The importance of gardens has increased since the beginning of the corona pandemic.

Those who have one stated in the study that the garden has become more important compared to before.

And those who do not have a green grid square increasingly want such free space for sowing and mowing.

The nice side effect of the drudgery is that gardeners spend more than twice as long outdoors than non-gardeners, and they are more satisfied with their lives.

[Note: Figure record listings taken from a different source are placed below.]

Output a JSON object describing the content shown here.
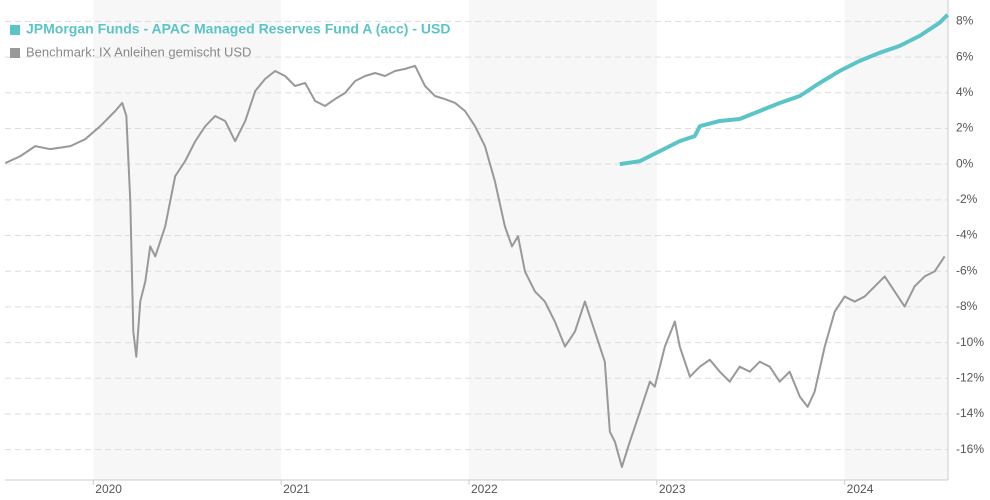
{
  "chart_data": {
    "type": "line",
    "xlim": [
      2019.53,
      2024.55
    ],
    "xticks": [
      2020,
      2021,
      2022,
      2023,
      2024
    ],
    "ylim": [
      -17.7,
      9.2
    ],
    "yticks": [
      {
        "value": -16,
        "label": "-16%"
      },
      {
        "value": -14,
        "label": "-14%"
      },
      {
        "value": -12,
        "label": "-12%"
      },
      {
        "value": -10,
        "label": "-10%"
      },
      {
        "value": -8,
        "label": "-8%"
      },
      {
        "value": -6,
        "label": "-6%"
      },
      {
        "value": -4,
        "label": "-4%"
      },
      {
        "value": -2,
        "label": "-2%"
      },
      {
        "value": 0,
        "label": "0%"
      },
      {
        "value": 2,
        "label": "2%"
      },
      {
        "value": 4,
        "label": "4%"
      },
      {
        "value": 6,
        "label": "6%"
      },
      {
        "value": 8,
        "label": "8%"
      }
    ],
    "grid": true,
    "legend": "top-left",
    "series": [
      {
        "name": "JPMorgan Funds - APAC Managed Reserves Fund A (acc) - USD",
        "color": "#5bc4c8",
        "x": [
          2022.803,
          2022.91,
          2023.016,
          2023.122,
          2023.202,
          2023.229,
          2023.335,
          2023.441,
          2023.548,
          2023.654,
          2023.761,
          2023.867,
          2023.973,
          2024.08,
          2024.186,
          2024.293,
          2024.399,
          2024.505,
          2024.548
        ],
        "values": [
          0.0,
          0.17,
          0.73,
          1.29,
          1.57,
          2.13,
          2.42,
          2.53,
          2.98,
          3.43,
          3.82,
          4.55,
          5.22,
          5.79,
          6.24,
          6.63,
          7.19,
          7.92,
          8.37
        ]
      },
      {
        "name": "Benchmark: IX Anleihen gemischt USD",
        "color": "#999999",
        "x": [
          2019.532,
          2019.612,
          2019.691,
          2019.771,
          2019.878,
          2019.957,
          2020.037,
          2020.117,
          2020.154,
          2020.176,
          2020.197,
          2020.213,
          2020.229,
          2020.25,
          2020.277,
          2020.303,
          2020.33,
          2020.383,
          2020.436,
          2020.489,
          2020.543,
          2020.596,
          2020.649,
          2020.702,
          2020.755,
          2020.809,
          2020.862,
          2020.915,
          2020.968,
          2021.021,
          2021.074,
          2021.128,
          2021.181,
          2021.234,
          2021.287,
          2021.34,
          2021.394,
          2021.447,
          2021.5,
          2021.553,
          2021.606,
          2021.66,
          2021.713,
          2021.766,
          2021.819,
          2021.872,
          2021.926,
          2021.979,
          2022.032,
          2022.085,
          2022.138,
          2022.191,
          2022.229,
          2022.261,
          2022.298,
          2022.351,
          2022.404,
          2022.457,
          2022.511,
          2022.564,
          2022.617,
          2022.67,
          2022.723,
          2022.75,
          2022.777,
          2022.814,
          2022.856,
          2022.91,
          2022.963,
          2022.989,
          2023.043,
          2023.096,
          2023.122,
          2023.176,
          2023.229,
          2023.282,
          2023.335,
          2023.388,
          2023.441,
          2023.495,
          2023.548,
          2023.601,
          2023.654,
          2023.707,
          2023.761,
          2023.803,
          2023.84,
          2023.894,
          2023.947,
          2024.0,
          2024.053,
          2024.106,
          2024.16,
          2024.213,
          2024.266,
          2024.319,
          2024.372,
          2024.426,
          2024.479,
          2024.532
        ],
        "values": [
          0.06,
          0.45,
          1.01,
          0.84,
          1.01,
          1.4,
          2.13,
          2.98,
          3.43,
          2.7,
          -2.08,
          -9.38,
          -10.79,
          -7.7,
          -6.57,
          -4.61,
          -5.17,
          -3.48,
          -0.67,
          0.17,
          1.29,
          2.13,
          2.7,
          2.42,
          1.29,
          2.42,
          4.1,
          4.78,
          5.22,
          4.94,
          4.38,
          4.55,
          3.54,
          3.26,
          3.65,
          3.99,
          4.66,
          4.94,
          5.11,
          4.94,
          5.22,
          5.34,
          5.51,
          4.38,
          3.82,
          3.65,
          3.43,
          2.98,
          2.13,
          1.01,
          -0.96,
          -3.48,
          -4.61,
          -4.04,
          -6.01,
          -7.13,
          -7.7,
          -8.82,
          -10.22,
          -9.38,
          -7.7,
          -9.38,
          -11.07,
          -15.0,
          -15.56,
          -16.97,
          -15.56,
          -13.88,
          -12.19,
          -12.47,
          -10.22,
          -8.82,
          -10.22,
          -11.91,
          -11.35,
          -10.96,
          -11.63,
          -12.19,
          -11.35,
          -11.63,
          -11.07,
          -11.35,
          -12.19,
          -11.63,
          -13.03,
          -13.6,
          -12.75,
          -10.22,
          -8.26,
          -7.42,
          -7.7,
          -7.42,
          -6.85,
          -6.29,
          -7.13,
          -7.98,
          -6.85,
          -6.29,
          -6.01,
          -5.17
        ]
      }
    ]
  }
}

However, the study authors are now asking themselves: Will the importance of the gardens decrease again after Corona?

On eight nimble legs

In any case, I have completely lost my pleasure in gardening. The young neighbor cat has been emptying its intestines for some time and with high frequency on lawns and beds, and this late summer a large angle spider (

Eratigena atrica

) crawled up my leg, which, as a gardener with arachnophobia - embarrassing, I know - a huge horror chased in. When I read a study by the TU Braunschweig the next day, my understanding of critters was over. Accordingly, private gardens are a paradise for ticks; Parasitologists found the common wood

tick

(

Ixodes ricinus

).

This fits in with the increase in cases of early summer meningoencephalitis in the past year: more time in the garden - more tick bites in which the viruses can be transmitted.

To be honest, the critters are just an excuse to cover up the real reason for my temporary abstinence from gardening: 2021 was a year of failure.

Oh well, the balance sheet shows a complete horticultural failure.

My sunflowers buckled and barely came up, the little vegetables were puny, the tomatoes a disaster.

Everything I sowed was soon gone or turned to mud.

Even the lawn did not want to grow properly that summer and soon had holes - best regards to the neighboring child, who always played football on it in the summer rain.

And now?

I rely on a horticultural principle that I praised elsewhere: Disorder is a virtue, at least in nature - and now in the garden too.

I leave the community of plants and animals to their own devices, naturalization is the order of the day.

Just let it go - that goes well with election Sunday, as some old party campaigns for their voters.

And as for the garden: I'll be back by New Years at the latest, you know me.